All 62 proteins from the LFQ analysis were subjected to functional classification annotation. GO analysis was performed to generate classification clusters in the categories Biological Process (BP), Cellular Component (CC) and Molecular Function (MF). The top upregulated and downregulated differentially expressed proteins linked to BP (Fig. 7A and B), MF (Fig. 7C and D) and CC (Fig. 7E and F) were presented. The subcategories and the number of proteins across 20 GO terms were also labelled. For example, in the BP category, ‘cellular process’ and ‘regulation of biological process’ both exceeded 30 upregulated proteins (Fig. 7A), whereas the ‘localization’ subcategory had eight downregulated proteins (Fig. 7B). In Fig. 7C, top 20 GO terms in the category MF for the upregulated proteins are provided. A high protein count was found in binding and protein binding categories with 34 and 28 proteins, respectively. The downregulated proteins in MF were enriched in 13 GO terms. Protein and enzyme binding categories had a high protein count with 12 and 11 proteins, respectively (Fig. 7D). The top 20 GO terms corresponding to the CC category for the upregulated proteins are provided in Fig. 7E. Cell and cytoplasm had the highest enrichment with 38 proteins, followed by intracellular organelles, cytosol and membrane-bounded organelle with 30, 31 and 32 proteins, respectively.
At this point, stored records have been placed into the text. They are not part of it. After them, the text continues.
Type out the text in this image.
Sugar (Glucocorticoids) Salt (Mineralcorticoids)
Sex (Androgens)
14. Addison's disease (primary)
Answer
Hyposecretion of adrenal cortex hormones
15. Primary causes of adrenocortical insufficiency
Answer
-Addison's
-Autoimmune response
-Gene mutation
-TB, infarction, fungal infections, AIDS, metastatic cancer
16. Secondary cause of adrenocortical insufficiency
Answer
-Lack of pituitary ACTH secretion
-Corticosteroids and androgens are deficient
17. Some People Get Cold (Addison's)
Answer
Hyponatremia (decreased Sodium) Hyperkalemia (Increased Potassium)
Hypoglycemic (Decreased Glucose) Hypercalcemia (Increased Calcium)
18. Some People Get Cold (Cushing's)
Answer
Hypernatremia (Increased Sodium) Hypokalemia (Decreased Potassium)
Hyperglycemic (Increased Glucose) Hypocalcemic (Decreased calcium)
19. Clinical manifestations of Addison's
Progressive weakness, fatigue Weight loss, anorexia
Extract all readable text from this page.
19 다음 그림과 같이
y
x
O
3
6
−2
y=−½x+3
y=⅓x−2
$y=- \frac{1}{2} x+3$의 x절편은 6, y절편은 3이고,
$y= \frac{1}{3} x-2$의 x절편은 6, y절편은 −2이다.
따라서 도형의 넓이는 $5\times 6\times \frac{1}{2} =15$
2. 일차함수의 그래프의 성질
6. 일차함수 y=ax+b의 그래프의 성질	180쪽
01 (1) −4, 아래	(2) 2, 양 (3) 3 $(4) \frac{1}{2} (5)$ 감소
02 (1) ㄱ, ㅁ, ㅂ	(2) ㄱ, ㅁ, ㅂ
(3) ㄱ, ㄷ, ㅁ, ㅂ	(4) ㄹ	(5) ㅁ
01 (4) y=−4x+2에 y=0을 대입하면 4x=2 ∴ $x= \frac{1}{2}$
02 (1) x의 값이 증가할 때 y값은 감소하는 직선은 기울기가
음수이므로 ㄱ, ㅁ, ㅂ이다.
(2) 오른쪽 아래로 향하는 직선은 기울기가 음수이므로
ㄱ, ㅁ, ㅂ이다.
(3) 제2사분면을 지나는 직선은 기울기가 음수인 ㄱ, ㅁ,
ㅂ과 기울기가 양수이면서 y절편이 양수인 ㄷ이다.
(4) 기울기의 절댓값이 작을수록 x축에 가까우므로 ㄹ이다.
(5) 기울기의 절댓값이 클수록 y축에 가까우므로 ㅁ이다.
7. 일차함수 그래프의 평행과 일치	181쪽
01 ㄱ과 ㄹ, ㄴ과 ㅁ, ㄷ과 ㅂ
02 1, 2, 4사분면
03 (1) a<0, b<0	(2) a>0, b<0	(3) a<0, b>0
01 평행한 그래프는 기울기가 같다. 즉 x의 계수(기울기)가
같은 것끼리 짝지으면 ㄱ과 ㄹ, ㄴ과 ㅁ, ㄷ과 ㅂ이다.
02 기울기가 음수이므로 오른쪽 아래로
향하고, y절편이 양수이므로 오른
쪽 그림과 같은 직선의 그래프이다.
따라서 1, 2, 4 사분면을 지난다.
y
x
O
The downregulated proteins were enriched in 12 GO terms corresponding to CC with the cytosol exhibiting the highest enrichment with 12 proteins, followed by cytoplasmic vesicle with 7 proteins and myelin sheath with 5 proteins (Fig. 7F).

The number of proteins in each subcategory was determined; however, the value must be compared with the actual number of occurrences and the expected number of occurrences for each category to draw a reasonable conclusion.